По дороге он лишь один раз пришел в сознание и поманил ее к себе. Она наклонилась ухом к его губам, уловив несколько слов. Ее брови изумленно поднялись. Когда добрались до Хэмпстеда, Луис Заблонский был зарегистрирован в больнице «мертвый по прибытии».
Берил Заблонски все еще питала слабость к Джиму Роулинсу. За восемь лет до его женитьбы у них был краткий роман. Она знала, что теперь его брак распался, и он живет один.
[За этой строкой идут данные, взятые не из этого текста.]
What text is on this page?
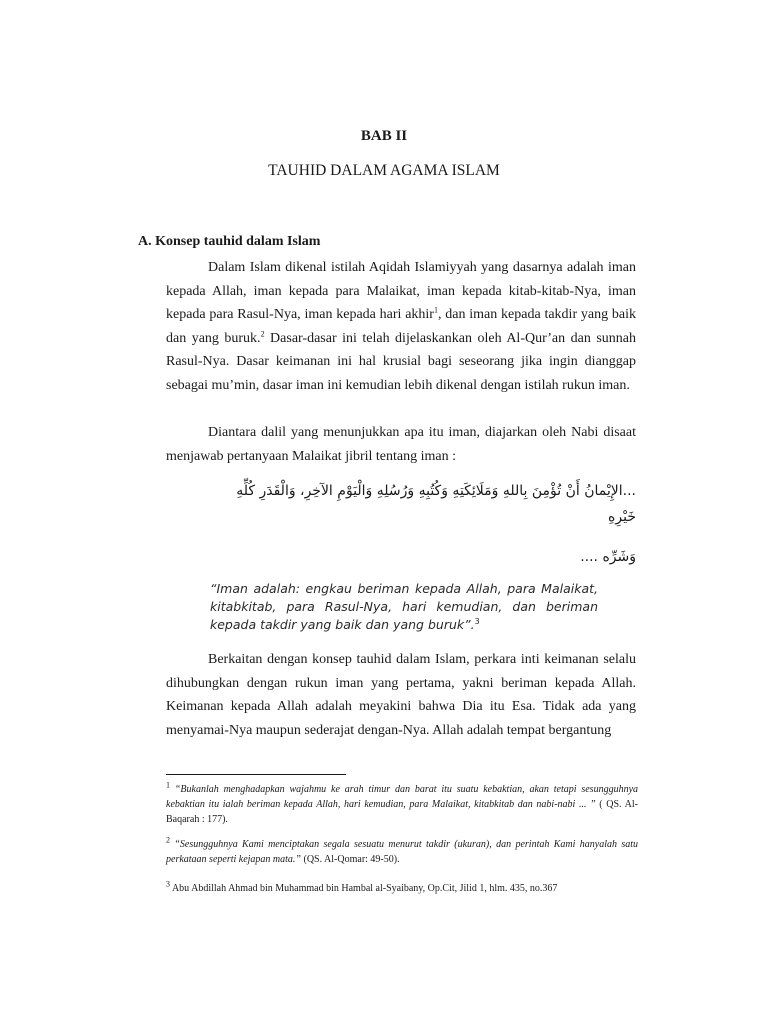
BAB II
TAUHID DALAM AGAMA ISLAM
A. Konsep tauhid dalam Islam

Dalam Islam dikenal istilah Aqidah Islamiyyah yang dasarnya adalah iman kepada Allah, iman kepada para Malaikat, iman kepada kitab-kitab-Nya, iman kepada para Rasul-Nya, iman kepada hari akhir$^1$, dan iman kepada takdir yang baik dan yang buruk.$^2$ Dasar-dasar ini telah dijelaskankan oleh Al-Qur’an dan sunnah Rasul-Nya. Dasar keimanan ini hal krusial bagi seseorang jika ingin dianggap sebagai mu’min, dasar iman ini kemudian lebih dikenal dengan istilah rukun iman.

Diantara dalil yang menunjukkan apa itu iman, diajarkan oleh Nabi disaat menjawab pertanyaan Malaikat jibril tentang iman :

...الإِيْمانُ أَنْ تُؤْمِنَ بِاللهِ وَمَلَائِكَتِهِ وَكُتُبِهِ وَرُسُلِهِ وَالْيَوْمِ الآخِرِ، وَالْقَدَرِ كُلِّهِ خَيْرِهِ
وَشَرِّه ....

“Iman adalah: engkau beriman kepada Allah, para Malaikat, kitabkitab, para Rasul-Nya, hari kemudian, dan beriman kepada takdir yang baik dan yang buruk”.$^3$

Berkaitan dengan konsep tauhid dalam Islam, perkara inti keimanan selalu dihubungkan dengan rukun iman yang pertama, yakni beriman kepada Allah. Keimanan kepada Allah adalah meyakini bahwa Dia itu Esa. Tidak ada yang menyamai-Nya maupun sederajat dengan-Nya. Allah adalah tempat bergantung

$^1$ “Bukanlah menghadapkan wajahmu ke arah timur dan barat itu suatu kebaktian, akan tetapi sesungguhnya kebaktian itu ialah beriman kepada Allah, hari kemudian, para Malaikat, kitabkitab dan nabi-nabi ... ” ( QS. Al-Baqarah : 177).

$^2$ “Sesungguhnya Kami menciptakan segala sesuatu menurut takdir (ukuran), dan perintah Kami hanyalah satu perkataan seperti kejapan mata.” (QS. Al-Qomar: 49-50).

$^3$ Abu Abdillah Ahmad bin Muhammad bin Hambal al-Syaibany, Op.Cit, Jilid 1, hlm. 435, no.367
Она звонила ему часто и поэтому помнила телефонный номер.
Разбуженный ее звонком Роулинс не мог понять, кто с ним говорит.
Она звонила из телефонной будки в приемном отделении больницы. Когда Роулинс понял, кто говорит, он стал внимательней. По мере разговора изумление его нарастало.
– Это все, что он сказал… только это? Хорошо, любовь моя. Слушай, я очень сожалею о случившемся, приду, как только со всем разберусь. Постараюсь чем-нибудь помочь. Да, Берил, спасибо за звонок.
Роулинс положил трубку, подумал минуту, а затем позвонил по двум номерам. Ронни из конторы по приему металлолома пришел первым. Сид явился спустя десять минут. Оба, как им велели, были вооружены. Они подоспели вовремя.